The division is home to Ben & Jerry’s, which Unilever acquired in 2000, along with other brands such as Cornetto, Magnum, Talenti and Wall’s. The spin-off is expected to be completed by the end of 2025.

Hein Schumacher, who took over as CEO of Unilever in July, announced a plan late last year to “drive growth and unlock potential”, partly by focusing more attention on just 30 of the group’s hundreds of brands.

On Tuesday, he said the job cuts and ice cream spin-off would “accelerate” the plan, saving nearly $870 million in costs over the next three years. The redundancies, from “predominantly office-based roles” around the world, amount to around 6 percent of Unilever’s workforce.

After the split, Unilever’s remaining units would include health and beauty brands such as Dove soap, consumer goods such as Surf detergent and food brands including Hellmann’s mayonnaise.

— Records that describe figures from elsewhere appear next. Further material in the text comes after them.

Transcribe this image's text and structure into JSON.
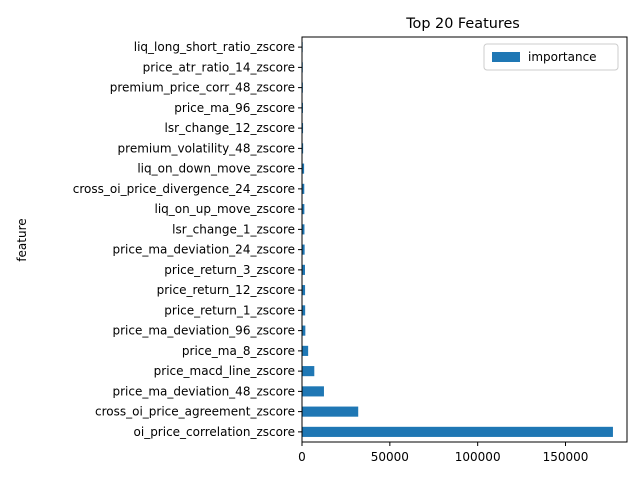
{
  "chart_data": {
    "type": "bar",
    "orientation": "horizontal",
    "title": "Top 20 Features",
    "xlabel": "",
    "ylabel": "feature",
    "xlim": [
      0,
      185000
    ],
    "x_ticks": [
      0,
      50000,
      100000,
      150000
    ],
    "legend": {
      "labels": [
        "importance"
      ],
      "placement": "top-right"
    },
    "grid": false,
    "series": [
      {
        "name": "importance",
        "color": "#1f77b4",
        "categories": [
          "liq_long_short_ratio_zscore",
          "price_atr_ratio_14_zscore",
          "premium_price_corr_48_zscore",
          "price_ma_96_zscore",
          "lsr_change_12_zscore",
          "premium_volatility_48_zscore",
          "liq_on_down_move_zscore",
          "cross_oi_price_divergence_24_zscore",
          "liq_on_up_move_zscore",
          "lsr_change_1_zscore",
          "price_ma_deviation_24_zscore",
          "price_return_3_zscore",
          "price_return_12_zscore",
          "price_return_1_zscore",
          "price_ma_deviation_96_zscore",
          "price_ma_8_zscore",
          "price_macd_line_zscore",
          "price_ma_deviation_48_zscore",
          "cross_oi_price_agreement_zscore",
          "oi_price_correlation_zscore"
        ],
        "values": [
          400,
          450,
          500,
          550,
          600,
          650,
          1200,
          1300,
          1350,
          1400,
          1500,
          1700,
          1750,
          1800,
          1900,
          3500,
          7000,
          12500,
          32000,
          177000
        ]
      }
    ]
  }
}
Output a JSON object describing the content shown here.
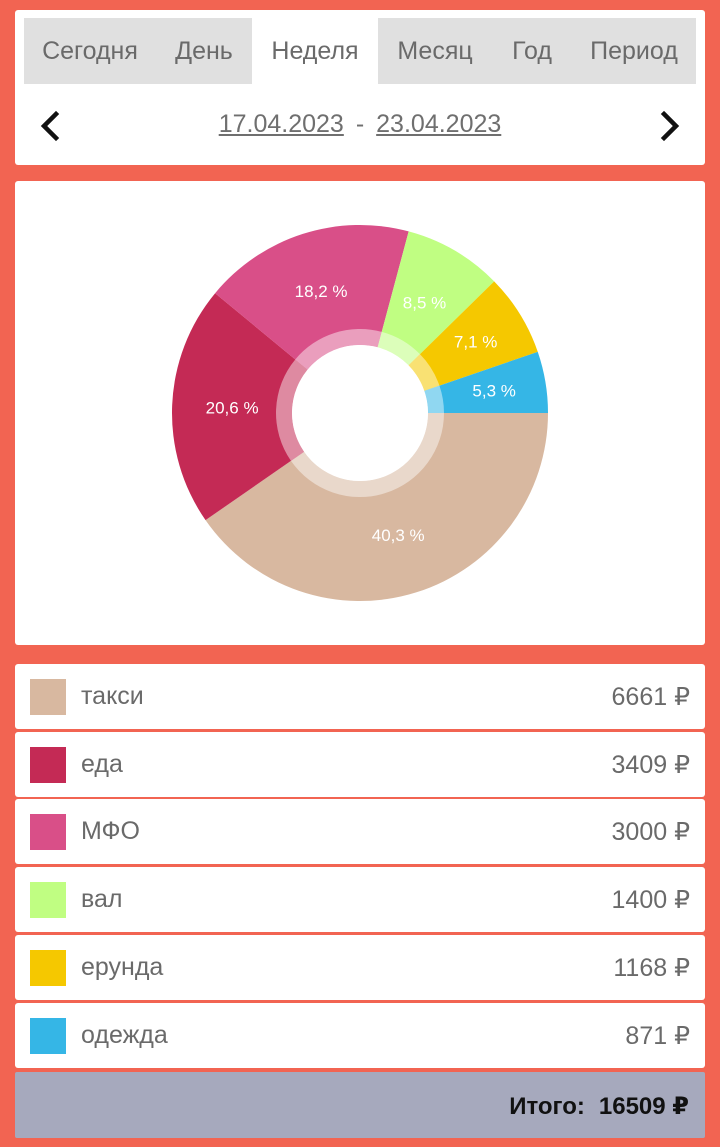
{
  "tabs": [
    {
      "label": "Сегодня",
      "active": false
    },
    {
      "label": "День",
      "active": false
    },
    {
      "label": "Неделя",
      "active": true
    },
    {
      "label": "Месяц",
      "active": false
    },
    {
      "label": "Год",
      "active": false
    },
    {
      "label": "Период",
      "active": false
    }
  ],
  "date_range": {
    "start": "17.04.2023",
    "separator": "-",
    "end": "23.04.2023",
    "prev_icon": "chevron-left-icon",
    "next_icon": "chevron-right-icon"
  },
  "chart_data": {
    "type": "pie",
    "donut": true,
    "slices": [
      {
        "name": "такси",
        "value": 6661,
        "label": "40,3 %",
        "color": "#d8b8a0"
      },
      {
        "name": "еда",
        "value": 3409,
        "label": "20,6 %",
        "color": "#c42a55"
      },
      {
        "name": "МФО",
        "value": 3000,
        "label": "18,2 %",
        "color": "#d94f88"
      },
      {
        "name": "вал",
        "value": 1400,
        "label": "8,5 %",
        "color": "#c0fe82"
      },
      {
        "name": "ерунда",
        "value": 1168,
        "label": "7,1 %",
        "color": "#f5c800"
      },
      {
        "name": "одежда",
        "value": 871,
        "label": "5,3 %",
        "color": "#35b6e6"
      }
    ]
  },
  "categories": [
    {
      "name": "такси",
      "amount": "6661 ₽",
      "color": "#d8b8a0"
    },
    {
      "name": "еда",
      "amount": "3409 ₽",
      "color": "#c42a55"
    },
    {
      "name": "МФО",
      "amount": "3000 ₽",
      "color": "#d94f88"
    },
    {
      "name": "вал",
      "amount": "1400 ₽",
      "color": "#c0fe82"
    },
    {
      "name": "ерунда",
      "amount": "1168 ₽",
      "color": "#f5c800"
    },
    {
      "name": "одежда",
      "amount": "871 ₽",
      "color": "#35b6e6"
    }
  ],
  "total": {
    "label": "Итого:",
    "value": "16509 ₽"
  },
  "colors": {
    "background": "#f26452",
    "total_bar": "#a6a9bd",
    "tab_bar": "#e0e0e0"
  }
}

Unilever rival Nestlé transferred many of its European ice cream brands to a joint venture with a private equity firm in 2016 and sold its US brands, including Dreyer’s and Häagen-Dazs, to the company in 2019.

Unilever has struggled in recent years, with sales growth supported by sharp price increases while sales volumes fell. Under pressure from inflation, consumers have instead turned to cheaper brands in many of Unilever’s biggest categories, especially less essential products such as ice cream.

The ice cream division suffered the highest input cost inflation in Unilever’s portfolio last year, the company said in an earnings report last month. The company has passed some of these costs on to consumers, prompting them to buy less or switch to cheaper brands, leading to a “disappointing year of declining market share and declining profitability,” the company said.

“The company has been trying to accelerate cost reductions to accelerate growth for at least a decade,” Bernstein analysts wrote in a research note. “This plan remains ‘we will try harder’ to implement the same plan, or hope for experience,” she added. Unilever shares rose 3 percent on Tuesday, but have remained broadly stable over the past year.

Ben & Jerry’s, which has been led by an independent board since its takeover by Unilever, has not always sat comfortably in the portfolio of a staid multinational. The founders of the Vermont-based brand are outspoken on current social and political issues; in 2021 they said they would end sales in Israeli-occupied territories.

This prompted some American pension funds to divest Unilever, which led to a shareholder lawsuit. Ben & Jerry’s sued Unilever in 2022 to prevent it from selling distribution rights to a licensee in Israel. Unilever eventually sold the rights there to its long-standing local partner, who continues to sell the ice cream under a slightly different brand name.